When working with marketing, whatever its form (text, image, video, handouts, even door-to-door sales), it is widely known that, whenever you are developing the marketing campaign and its media, you have to keep in mind who is the target audience: their economic class, habits, tastes, preferences, vocabulary, knowledge, among other kinds of data.

However, looking at them from this point of view may make them look like a mass of mostly similar people, meaning one same marketing strategy is able to cater to all of them.

But that is not the case.

For quite some time now, psychologists have known that each person has a preferred learning style. Learning styles are different ways you can learn about something, and they are based on which sense is used to acquire the information. For example:

Visual

Visual learners prefer to learn through visual information.

Some will prefer to see diagrams, graphs, flowcharts, and such, along with the textual or auditory explanation, as a better way to follow what is being said or what is written. They will try to picture the explanation and imagine the product functioning.

Others have a preference for text. They will want a detailed explanation written down so they can analyze it thoroughly. They’ll also like story-driven marketing, as long as it is written down. They will probably take notes while going through specification sheets, manuals, and wordy handouts, as long as they are interested.

 

Auditory

Auditory learners prefer to learn through auditory information.

As you can guess from the name, they like to listen to explanations, and will pay close attention to it. But not only that: they also really like to talk. If pitching a product to one of them in person, don’t be surprised when they strike up a conversation about your product, eager to learn more.

 

Kinesthetic

Kinesthetic learners prefer to learn through physical information.

The kinesthetic learner may be the harder one to please, as instead of paying attention to an explanation, visual or auditory, they’d much rather be learning as they go. They learn by doing, by touching, by trying something for themselves. They would very much like to mess with a prototype with their own hands or try your software’s trial instead of watching a one minute video.

Learning through your preferred learning style, however, does not mean that you will learn something quicker, it just means that you are more comfortable using it. That means people will prefer to obtain knowledge about something through that style even when it is not the one most suitable to what is being learned.

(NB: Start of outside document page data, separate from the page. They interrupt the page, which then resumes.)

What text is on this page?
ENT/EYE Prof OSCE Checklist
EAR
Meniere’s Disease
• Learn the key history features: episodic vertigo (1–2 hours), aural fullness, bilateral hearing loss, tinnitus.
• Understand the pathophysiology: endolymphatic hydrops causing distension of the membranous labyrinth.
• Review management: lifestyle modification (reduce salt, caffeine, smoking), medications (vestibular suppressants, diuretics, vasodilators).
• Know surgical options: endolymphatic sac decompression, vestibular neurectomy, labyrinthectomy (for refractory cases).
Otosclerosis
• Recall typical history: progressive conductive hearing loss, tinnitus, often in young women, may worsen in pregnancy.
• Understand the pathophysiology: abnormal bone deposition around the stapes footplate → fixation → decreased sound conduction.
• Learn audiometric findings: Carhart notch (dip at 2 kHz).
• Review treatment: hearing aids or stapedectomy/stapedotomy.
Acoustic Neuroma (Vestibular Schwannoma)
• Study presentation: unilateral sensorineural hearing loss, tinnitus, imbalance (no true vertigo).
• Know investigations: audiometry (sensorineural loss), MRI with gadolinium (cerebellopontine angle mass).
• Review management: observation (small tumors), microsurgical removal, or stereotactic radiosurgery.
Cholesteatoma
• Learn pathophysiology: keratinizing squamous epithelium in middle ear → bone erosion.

For example, it is very hard to learn theoretical physics through kinesthetic means, as it is theoretical. The person may become satisfied just by solving the equations related to the field, but may have trouble grasping the theory and logic behind them, as they can’t grasp the subject.

Leaving people to the comfort of their preferred learning style is not the recommended approach: it makes people not “exercise” the other styles, which leads to them having difficulty to learn new things through other means.

However, in Marketing, it is important to make the client feel comfortable and digest the content you are providing them in the easiest way possible. Which means that appealing to their preferred learning styles may make them more interested in what you are selling.

 

Leveraging Learning Styles

The people that constitute your target audience will each one have a preferred learning style. You can’t focus on just a single style, as this means risking losing attention of those that prefer the others. However, how is it possible to balance all learning styles in a way to engage the entirety of the audience?

Take the product into account

Sometimes you cannot escape from what is necessary to market your product. If you are selling clothes, footwear, accessories, a house, or anything that involves aesthetics, you are going to need images. If you are selling a movie or a video-game, you are going to need video. If you are selling a music album, you are going to need sound. And so on.

Each product has its own preferred “teaching style”, a consequence of decades of using that style to market it. Which means that some things are pretty much impossible to sell unless you adhere to it.

Diversify

Just because there is a specific type of media that is necessary to market your product, it doesn’t mean it has to be the only media you should use. In fact, it shouldn’t.

Clothes and houses tend to be accompanied by descriptions: materials, characteristics, colors available, and such. When going to a clothing store, you can try them on. And you can visit the house or apartment you are looking to buy.

Every website that hosts a movie trailer also brings its synopsis along, and maybe some reviews. Every website selling a game describes its characteristics and features: gameplay style, category, a synopsis of the story, etc.

Music albums always have cover art, which define the “mood” of the album, and albums of the same genre tend to have similar art styles.

In Content Marketing

With Content Marketing, however, you want not only to advertise your product (or products), but also to create content that will engage your costumers and potential customers. As the target audience is varied in their learning styles, then so must your content marketing be varied.

Take advantage of the flexibility of social networks and of your website and also produce varied content:

  • Short videos explaining something accompanied by a short textual description or summary;
  • Blog posts with images interspacing paragraphs and providing diagrams and graphs;
  • Narrated videos accompanied by a transcription or subtitles;
  • Using images to call to the website, then showing a video accompanied by text;
  • Among many other combinations.

But don’t limit yourself to a single combination: rotate among them, engaging different kinds of customers through each one.

Be creative and mix-and-match different “teaching styles”, so as to engage more people.

Keep track of the social networks’ and the website’s statistics to know what works and what doesn’t.

Just don’t be afraid to try new methods.